Income statement tells me how the business model and profit model are working on an accrual basis.
Cash flow tells me where money is coming from and going to (i.e. how it’s getting allocated).
Balance sheet tells me how efficient things are running.
There are many tools and metrics we can apply here, but before that we need good financials to make good decisions (both as an operator and investor). Good financials and good analysis are joined at the hip.
For now — The best way to get better at dissecting financials is to start looking at them regularly. Use your business, a target business, competing businesses, search for public companies in your industry (or any industry). Treat this like reps in a workout. (I’m hosting a case study on the 29th.)
Profit and cash flow...
Starting with the basics of SMB/investing financial literacy — profit vs. cash flow is the foundation. You don’t need to be an expert on accrual accounting to read financials. Profit vs. cash flow gets you 80% there and the balance sheet fills in the gaps.
Profit = money left after covering expenses — i.e. what a business makes
Cash flow = money coming in minus money going out
So what’s the difference?
They run on 2 separate cycles with separate drivers… profit happens as revenue and expenses are recorded (on paper) while cash flow is all about timing (when it hits the bank account). The key is to know drivers of each. It’s like clocking in for work on Monday while getting a paycheck on Friday. Your P&L shows Monday earnings but no cash flow.
A brief list of things that drive profit and cash flow differences:
Profit drivers — sales volume, pricing, product mix, margins (all of ‘em), cost structure, financing
Cash flow drivers — collections timing (A/R), billpay timing (A/P), inventory management, depreciable assets (capex), debt service, funding, accruals and other stuff not yet paid
You need both cash and profit for long-run value creation. There is no “best” financial statement, they all work together. Profit without cash = dead business walking. Cash without profit = dead business walking (usually).
The balance sheet...
The “bodies are buried on the balance sheet” as they say… translation: business problems typically reveal themselves on the balance sheet (debt, working capital, lack of equity, mis recorded items, etc.).
Taking a step back — the balance sheet exists to serve its master, the income statement. We buy assets to create sales (and earnings). Assets are funded by liabilities (vendors or lenders) and/or equity (owners/shareholders).
If you’re lucky enough to have profit, then you can buy more assets (or pay down liabilities or send money back to owners).
If you’re staring at a profitable business but the cash isn’t piling up, chances are it’s sitting somewhere on the balance sheet. A few places I like to look:
Retained earnings — tells me whether a business has been profitable for a while
Debt / leverage — measure of risk, solvency, etc.
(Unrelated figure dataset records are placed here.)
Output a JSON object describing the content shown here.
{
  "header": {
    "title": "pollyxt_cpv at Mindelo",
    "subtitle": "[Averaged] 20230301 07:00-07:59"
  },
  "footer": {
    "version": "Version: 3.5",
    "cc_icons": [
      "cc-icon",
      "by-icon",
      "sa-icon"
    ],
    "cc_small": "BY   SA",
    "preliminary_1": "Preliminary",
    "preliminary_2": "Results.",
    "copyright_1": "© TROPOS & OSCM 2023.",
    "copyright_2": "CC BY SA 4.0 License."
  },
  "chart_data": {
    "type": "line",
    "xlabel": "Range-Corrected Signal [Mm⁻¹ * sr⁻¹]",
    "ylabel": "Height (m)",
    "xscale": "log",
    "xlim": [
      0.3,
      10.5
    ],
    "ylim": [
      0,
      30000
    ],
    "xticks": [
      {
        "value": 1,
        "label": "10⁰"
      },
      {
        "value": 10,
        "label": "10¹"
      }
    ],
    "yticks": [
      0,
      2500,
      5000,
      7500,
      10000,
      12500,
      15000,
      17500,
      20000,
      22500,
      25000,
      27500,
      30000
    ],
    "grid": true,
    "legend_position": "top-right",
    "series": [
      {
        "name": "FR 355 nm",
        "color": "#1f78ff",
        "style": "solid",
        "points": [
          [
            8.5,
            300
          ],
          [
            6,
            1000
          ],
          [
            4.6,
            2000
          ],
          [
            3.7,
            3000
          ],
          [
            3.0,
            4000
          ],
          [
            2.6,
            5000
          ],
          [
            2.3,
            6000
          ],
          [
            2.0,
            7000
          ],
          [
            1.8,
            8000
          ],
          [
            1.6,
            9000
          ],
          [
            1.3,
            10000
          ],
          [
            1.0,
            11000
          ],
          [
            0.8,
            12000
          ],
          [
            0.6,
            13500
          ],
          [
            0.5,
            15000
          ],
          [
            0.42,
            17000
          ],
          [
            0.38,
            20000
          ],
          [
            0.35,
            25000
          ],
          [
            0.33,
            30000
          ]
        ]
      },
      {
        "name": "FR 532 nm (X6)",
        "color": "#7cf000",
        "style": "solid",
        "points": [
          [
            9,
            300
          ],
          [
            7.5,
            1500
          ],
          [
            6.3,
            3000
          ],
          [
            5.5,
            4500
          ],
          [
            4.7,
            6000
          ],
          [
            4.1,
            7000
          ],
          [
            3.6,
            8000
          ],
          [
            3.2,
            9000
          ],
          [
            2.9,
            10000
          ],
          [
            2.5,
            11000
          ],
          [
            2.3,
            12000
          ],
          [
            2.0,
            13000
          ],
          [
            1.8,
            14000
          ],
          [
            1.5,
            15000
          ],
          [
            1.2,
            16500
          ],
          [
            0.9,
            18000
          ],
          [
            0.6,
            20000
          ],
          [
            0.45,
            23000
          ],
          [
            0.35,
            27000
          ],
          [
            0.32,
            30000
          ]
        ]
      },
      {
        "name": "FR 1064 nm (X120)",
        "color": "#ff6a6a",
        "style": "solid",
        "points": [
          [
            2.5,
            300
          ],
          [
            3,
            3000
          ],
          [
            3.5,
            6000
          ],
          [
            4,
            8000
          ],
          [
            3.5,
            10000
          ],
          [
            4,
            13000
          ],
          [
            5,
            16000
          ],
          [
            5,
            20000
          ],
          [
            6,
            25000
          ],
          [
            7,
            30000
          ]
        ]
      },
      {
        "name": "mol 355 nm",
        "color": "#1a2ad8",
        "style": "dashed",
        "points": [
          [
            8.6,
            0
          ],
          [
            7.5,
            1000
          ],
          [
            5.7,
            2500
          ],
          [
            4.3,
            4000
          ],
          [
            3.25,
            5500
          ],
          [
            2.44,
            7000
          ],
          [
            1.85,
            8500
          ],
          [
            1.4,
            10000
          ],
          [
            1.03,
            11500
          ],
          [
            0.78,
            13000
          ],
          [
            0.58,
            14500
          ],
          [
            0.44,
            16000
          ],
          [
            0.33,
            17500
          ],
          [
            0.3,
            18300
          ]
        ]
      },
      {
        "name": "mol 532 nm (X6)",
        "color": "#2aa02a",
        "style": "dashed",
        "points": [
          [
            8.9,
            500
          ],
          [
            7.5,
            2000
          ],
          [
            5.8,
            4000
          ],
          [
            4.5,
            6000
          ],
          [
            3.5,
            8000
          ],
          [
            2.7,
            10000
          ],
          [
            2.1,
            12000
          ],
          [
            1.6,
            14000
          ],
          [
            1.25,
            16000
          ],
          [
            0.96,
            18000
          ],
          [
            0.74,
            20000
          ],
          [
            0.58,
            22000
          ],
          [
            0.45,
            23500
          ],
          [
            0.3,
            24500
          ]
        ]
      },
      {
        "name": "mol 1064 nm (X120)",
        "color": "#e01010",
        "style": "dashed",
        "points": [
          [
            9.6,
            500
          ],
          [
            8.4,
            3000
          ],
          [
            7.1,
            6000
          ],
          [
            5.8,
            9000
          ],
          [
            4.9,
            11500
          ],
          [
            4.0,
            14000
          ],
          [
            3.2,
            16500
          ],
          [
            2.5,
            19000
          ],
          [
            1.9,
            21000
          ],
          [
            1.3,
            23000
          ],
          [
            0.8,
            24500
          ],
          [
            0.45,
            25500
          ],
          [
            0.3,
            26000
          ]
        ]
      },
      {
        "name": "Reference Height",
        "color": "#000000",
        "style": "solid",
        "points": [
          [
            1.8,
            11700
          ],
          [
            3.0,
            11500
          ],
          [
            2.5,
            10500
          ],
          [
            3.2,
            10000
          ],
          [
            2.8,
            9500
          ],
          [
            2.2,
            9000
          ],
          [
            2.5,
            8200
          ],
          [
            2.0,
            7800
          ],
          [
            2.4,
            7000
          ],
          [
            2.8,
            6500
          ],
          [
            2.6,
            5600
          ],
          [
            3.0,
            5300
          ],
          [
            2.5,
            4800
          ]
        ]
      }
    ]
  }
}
Working capital — efficiency, too much and cash runs dry, too little and sales run dry
Fixed assets — indicates whether the business needs a lot of physical “stuff” to operate
The “other” stuff — intangibles, leases, deferred liabilities, etc. — this grab bag could have its own post
Plenty more to look at on the balance sheet but will cover ratios and metrics another day. Just remember, it’s easy to skip over the balance sheet or simply look at debt… don’t make that mistake.